You can also race your horse. This works exactly like sending it out on a mission, but has the "advantage" of being accompanied by incomprehensible commentary. Trying to follow your horse's progress is a pointless exercise in trying to decipher a word-salad of horse-racing cliches. You do get trophies for winning races, though. Unfortunately, while they appear in your horse's stall, you can't interact with them in any way (not even to check which trophies you already won).
I think the worst part of the game is that the horses don't have any individual personality. The different breeds look different, but horses of the same breed are pretty much identical, and though you can buy various horseshoes and potions for your horse, I haven't noticed them having any affect on its appearance. You can spruce up its stall, and in theory the different lamps, buckets, and troughs available have different effects on your horse's stats, but at least for the level one races, it doesn't matter, because the default horse is more than strong enough to win on its own.
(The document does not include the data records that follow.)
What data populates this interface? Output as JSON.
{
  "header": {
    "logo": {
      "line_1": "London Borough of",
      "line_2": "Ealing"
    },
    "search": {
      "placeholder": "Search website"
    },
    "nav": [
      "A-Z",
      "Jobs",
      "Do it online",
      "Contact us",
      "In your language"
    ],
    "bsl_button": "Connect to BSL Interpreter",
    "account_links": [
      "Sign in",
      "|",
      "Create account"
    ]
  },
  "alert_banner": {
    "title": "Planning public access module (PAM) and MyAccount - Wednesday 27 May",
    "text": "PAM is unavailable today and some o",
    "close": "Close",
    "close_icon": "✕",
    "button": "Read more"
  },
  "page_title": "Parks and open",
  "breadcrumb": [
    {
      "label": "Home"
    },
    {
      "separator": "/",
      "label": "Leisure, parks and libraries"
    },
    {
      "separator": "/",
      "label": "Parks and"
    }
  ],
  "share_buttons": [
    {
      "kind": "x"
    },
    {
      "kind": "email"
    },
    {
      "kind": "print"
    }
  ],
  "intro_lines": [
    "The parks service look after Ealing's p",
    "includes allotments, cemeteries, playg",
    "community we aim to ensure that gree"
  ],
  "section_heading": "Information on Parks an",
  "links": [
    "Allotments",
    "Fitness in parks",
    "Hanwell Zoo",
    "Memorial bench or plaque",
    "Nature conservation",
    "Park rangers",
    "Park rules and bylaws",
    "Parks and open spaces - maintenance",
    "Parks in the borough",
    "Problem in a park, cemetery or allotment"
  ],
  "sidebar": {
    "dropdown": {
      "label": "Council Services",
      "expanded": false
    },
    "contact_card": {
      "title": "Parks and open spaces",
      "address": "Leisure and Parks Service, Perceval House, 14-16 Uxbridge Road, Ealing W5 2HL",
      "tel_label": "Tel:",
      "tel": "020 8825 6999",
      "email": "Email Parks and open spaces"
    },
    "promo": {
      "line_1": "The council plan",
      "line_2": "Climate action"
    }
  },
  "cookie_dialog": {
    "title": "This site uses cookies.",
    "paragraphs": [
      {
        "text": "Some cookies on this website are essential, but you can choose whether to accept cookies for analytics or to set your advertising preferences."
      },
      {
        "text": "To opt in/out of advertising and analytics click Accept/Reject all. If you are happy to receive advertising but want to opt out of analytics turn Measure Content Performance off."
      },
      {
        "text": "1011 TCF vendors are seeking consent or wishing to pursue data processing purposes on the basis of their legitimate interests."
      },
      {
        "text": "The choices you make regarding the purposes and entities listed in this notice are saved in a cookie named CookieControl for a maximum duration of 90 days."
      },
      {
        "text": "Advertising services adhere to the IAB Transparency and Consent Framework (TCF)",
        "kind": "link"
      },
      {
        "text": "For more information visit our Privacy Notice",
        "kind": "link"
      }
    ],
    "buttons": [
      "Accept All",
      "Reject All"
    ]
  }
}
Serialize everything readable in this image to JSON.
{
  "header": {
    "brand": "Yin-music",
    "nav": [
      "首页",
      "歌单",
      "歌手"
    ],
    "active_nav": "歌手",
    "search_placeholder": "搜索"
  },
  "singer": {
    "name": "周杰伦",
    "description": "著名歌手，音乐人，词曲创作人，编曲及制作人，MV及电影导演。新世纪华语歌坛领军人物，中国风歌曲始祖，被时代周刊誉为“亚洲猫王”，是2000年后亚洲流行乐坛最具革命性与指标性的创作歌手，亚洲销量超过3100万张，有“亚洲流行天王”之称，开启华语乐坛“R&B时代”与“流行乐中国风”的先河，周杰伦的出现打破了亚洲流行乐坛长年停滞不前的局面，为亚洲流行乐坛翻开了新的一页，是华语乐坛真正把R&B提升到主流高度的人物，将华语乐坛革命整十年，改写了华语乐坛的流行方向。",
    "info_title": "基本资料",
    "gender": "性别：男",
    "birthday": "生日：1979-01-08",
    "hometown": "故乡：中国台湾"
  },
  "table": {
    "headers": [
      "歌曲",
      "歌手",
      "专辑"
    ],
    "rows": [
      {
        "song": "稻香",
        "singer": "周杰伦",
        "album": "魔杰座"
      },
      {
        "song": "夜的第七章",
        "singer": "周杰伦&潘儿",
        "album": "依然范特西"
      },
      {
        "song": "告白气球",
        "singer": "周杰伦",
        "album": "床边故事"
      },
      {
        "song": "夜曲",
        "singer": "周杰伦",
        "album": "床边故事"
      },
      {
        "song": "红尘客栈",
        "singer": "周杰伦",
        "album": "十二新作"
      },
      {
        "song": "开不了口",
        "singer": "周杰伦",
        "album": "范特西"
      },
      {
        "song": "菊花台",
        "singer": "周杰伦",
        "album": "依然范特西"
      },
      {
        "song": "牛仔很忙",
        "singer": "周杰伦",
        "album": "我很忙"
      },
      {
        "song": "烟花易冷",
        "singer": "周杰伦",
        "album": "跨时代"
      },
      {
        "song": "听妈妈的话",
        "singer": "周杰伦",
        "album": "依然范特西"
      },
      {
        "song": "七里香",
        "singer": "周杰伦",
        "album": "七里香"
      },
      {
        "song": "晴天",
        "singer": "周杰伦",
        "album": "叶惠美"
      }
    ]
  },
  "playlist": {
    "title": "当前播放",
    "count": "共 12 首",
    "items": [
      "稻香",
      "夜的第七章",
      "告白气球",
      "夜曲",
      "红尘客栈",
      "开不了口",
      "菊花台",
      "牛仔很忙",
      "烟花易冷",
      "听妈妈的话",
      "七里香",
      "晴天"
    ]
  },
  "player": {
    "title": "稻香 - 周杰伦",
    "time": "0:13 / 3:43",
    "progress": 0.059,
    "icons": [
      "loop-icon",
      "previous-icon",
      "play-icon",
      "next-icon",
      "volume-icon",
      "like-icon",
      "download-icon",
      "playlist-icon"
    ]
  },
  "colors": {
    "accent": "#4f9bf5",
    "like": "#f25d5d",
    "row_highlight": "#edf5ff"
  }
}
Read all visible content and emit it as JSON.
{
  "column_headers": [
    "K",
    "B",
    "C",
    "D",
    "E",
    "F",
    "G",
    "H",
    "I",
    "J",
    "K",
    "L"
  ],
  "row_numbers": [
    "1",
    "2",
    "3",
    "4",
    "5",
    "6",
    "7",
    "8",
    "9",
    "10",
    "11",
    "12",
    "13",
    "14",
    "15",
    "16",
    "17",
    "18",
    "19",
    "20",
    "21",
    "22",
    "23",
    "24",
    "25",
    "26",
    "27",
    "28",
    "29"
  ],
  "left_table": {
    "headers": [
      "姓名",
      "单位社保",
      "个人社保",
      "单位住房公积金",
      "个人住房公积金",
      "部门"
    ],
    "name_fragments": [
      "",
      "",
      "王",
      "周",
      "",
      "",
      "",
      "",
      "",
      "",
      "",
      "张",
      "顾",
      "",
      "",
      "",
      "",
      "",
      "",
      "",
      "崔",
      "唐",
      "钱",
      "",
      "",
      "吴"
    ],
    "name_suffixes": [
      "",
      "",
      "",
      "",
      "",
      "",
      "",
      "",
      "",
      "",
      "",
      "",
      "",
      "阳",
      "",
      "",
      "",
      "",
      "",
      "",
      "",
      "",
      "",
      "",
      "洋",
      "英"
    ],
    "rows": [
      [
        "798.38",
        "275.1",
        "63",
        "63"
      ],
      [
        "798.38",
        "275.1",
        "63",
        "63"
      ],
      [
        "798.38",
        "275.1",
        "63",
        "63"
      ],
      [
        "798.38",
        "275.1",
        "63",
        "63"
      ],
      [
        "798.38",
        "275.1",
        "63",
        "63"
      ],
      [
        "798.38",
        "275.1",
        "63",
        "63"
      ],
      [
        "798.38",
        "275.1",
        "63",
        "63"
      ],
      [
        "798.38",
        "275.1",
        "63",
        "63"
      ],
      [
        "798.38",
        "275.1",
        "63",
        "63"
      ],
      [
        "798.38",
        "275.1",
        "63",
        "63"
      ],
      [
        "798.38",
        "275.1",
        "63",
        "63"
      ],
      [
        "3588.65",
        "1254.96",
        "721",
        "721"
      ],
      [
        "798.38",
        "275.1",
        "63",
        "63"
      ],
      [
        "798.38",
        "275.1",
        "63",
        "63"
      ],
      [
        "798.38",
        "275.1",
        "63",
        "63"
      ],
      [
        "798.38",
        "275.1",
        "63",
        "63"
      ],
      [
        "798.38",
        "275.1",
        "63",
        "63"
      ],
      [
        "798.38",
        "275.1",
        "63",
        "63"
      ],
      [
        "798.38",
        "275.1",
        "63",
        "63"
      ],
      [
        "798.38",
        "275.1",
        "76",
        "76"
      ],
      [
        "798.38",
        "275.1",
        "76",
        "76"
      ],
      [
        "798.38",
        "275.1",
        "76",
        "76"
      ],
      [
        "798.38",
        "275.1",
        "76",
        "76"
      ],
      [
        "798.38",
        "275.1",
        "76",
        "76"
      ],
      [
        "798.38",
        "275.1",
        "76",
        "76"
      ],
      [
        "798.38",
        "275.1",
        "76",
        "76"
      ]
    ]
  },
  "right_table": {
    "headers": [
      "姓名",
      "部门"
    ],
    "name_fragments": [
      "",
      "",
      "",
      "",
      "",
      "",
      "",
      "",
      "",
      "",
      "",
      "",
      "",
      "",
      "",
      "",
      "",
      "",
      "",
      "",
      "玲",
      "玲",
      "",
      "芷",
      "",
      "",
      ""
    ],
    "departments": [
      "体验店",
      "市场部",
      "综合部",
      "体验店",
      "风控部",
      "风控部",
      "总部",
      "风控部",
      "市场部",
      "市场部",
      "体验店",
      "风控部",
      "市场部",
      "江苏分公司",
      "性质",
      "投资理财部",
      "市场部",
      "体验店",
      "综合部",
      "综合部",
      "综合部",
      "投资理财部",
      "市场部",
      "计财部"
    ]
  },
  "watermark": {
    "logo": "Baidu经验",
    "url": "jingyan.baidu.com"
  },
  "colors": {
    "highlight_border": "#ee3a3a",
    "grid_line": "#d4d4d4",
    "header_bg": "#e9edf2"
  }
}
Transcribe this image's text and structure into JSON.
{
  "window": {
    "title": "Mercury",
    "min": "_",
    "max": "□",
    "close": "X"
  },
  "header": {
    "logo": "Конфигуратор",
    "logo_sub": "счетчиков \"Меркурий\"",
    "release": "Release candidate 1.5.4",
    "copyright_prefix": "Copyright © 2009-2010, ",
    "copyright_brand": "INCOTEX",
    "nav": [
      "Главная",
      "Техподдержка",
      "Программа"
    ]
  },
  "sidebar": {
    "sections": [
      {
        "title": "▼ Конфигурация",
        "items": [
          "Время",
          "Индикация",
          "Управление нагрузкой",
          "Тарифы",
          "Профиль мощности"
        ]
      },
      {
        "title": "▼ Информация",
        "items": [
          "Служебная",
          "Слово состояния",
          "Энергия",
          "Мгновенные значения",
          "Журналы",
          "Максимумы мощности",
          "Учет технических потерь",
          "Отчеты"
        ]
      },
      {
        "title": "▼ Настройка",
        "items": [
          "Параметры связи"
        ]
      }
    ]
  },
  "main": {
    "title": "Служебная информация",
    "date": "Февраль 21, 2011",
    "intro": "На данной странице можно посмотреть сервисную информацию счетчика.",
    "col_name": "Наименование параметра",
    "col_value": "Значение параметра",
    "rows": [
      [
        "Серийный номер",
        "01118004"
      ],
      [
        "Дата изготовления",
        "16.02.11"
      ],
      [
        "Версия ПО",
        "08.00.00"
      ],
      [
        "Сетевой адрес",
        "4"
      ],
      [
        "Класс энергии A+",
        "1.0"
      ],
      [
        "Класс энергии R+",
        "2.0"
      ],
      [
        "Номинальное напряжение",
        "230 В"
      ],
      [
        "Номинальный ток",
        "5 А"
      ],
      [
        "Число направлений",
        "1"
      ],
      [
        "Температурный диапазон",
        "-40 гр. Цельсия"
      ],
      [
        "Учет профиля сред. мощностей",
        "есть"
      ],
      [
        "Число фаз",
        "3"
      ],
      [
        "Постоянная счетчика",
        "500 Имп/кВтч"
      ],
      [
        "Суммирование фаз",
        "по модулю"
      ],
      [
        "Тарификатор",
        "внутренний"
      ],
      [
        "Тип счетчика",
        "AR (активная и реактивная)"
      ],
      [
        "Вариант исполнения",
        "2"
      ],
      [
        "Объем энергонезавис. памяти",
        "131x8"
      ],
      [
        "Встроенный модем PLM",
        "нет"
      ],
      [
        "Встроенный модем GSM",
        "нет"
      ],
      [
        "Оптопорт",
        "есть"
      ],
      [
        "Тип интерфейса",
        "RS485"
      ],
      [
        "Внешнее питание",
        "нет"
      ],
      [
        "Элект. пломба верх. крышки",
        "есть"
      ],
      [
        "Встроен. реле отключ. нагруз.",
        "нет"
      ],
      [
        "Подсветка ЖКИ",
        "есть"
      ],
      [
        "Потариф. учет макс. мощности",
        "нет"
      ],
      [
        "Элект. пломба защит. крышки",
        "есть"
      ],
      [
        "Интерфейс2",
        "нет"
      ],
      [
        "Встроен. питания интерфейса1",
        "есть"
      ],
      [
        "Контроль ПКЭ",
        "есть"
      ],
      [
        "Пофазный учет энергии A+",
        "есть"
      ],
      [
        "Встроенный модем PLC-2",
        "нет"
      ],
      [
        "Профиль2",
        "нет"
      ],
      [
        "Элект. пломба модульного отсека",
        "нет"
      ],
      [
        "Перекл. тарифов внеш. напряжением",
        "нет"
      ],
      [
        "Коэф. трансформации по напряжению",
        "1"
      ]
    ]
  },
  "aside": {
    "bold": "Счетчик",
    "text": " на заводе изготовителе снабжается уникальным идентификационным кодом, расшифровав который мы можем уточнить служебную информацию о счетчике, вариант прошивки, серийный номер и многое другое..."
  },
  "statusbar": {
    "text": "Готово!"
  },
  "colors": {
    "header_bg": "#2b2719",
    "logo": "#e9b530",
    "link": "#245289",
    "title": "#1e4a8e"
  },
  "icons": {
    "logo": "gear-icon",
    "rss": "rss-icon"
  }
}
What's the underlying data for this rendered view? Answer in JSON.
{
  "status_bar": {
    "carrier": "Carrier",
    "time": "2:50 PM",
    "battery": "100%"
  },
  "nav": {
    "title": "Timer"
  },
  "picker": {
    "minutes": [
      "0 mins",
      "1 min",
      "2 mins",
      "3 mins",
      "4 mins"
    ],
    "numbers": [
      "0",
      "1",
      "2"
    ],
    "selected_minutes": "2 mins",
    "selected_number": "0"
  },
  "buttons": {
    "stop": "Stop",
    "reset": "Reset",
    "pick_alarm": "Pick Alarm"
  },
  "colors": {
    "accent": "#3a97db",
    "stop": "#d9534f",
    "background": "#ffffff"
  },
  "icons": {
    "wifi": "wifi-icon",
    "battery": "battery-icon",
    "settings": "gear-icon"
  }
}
All of this amounts to it being very difficult to make any sort of connection to your horses. Which is probably for the best, because the only way you can "level up" your horses is by breeding them, and once you do, you have to get rid of your old horses to make room for the new. You can't even hold on to a particularly good horse because each horse can only breed once. So you have a constant turnover of more or less interchangeable horses.
Like I said earlier, my hope was that this game got chosen because "ha, ha, raising ponies is lame," and that I would find a delightful pet simulator underneath all that. Consider those hopes officially dashed. Secrets of the Magic Crystals is simply not a very good game, period.
Nonetheless, I can see how it might be possible to sink 20 hours into this game. The activities are repetitive, but there is something intrinsically addictive about seeing your numbers tick up, about always chasing the next higher level pony, expanding your farm, unlocking new horse shoes and magic potions, collecting meaningless trophies. So, who knows, maybe time will make me a convert.
there is an answer to one of your questions. the horse starts out as a regular one, but once you activate the magic crystal on it, it turns into a unicorn.
ReplyDeleteInteresting. I did not pick up on that at all.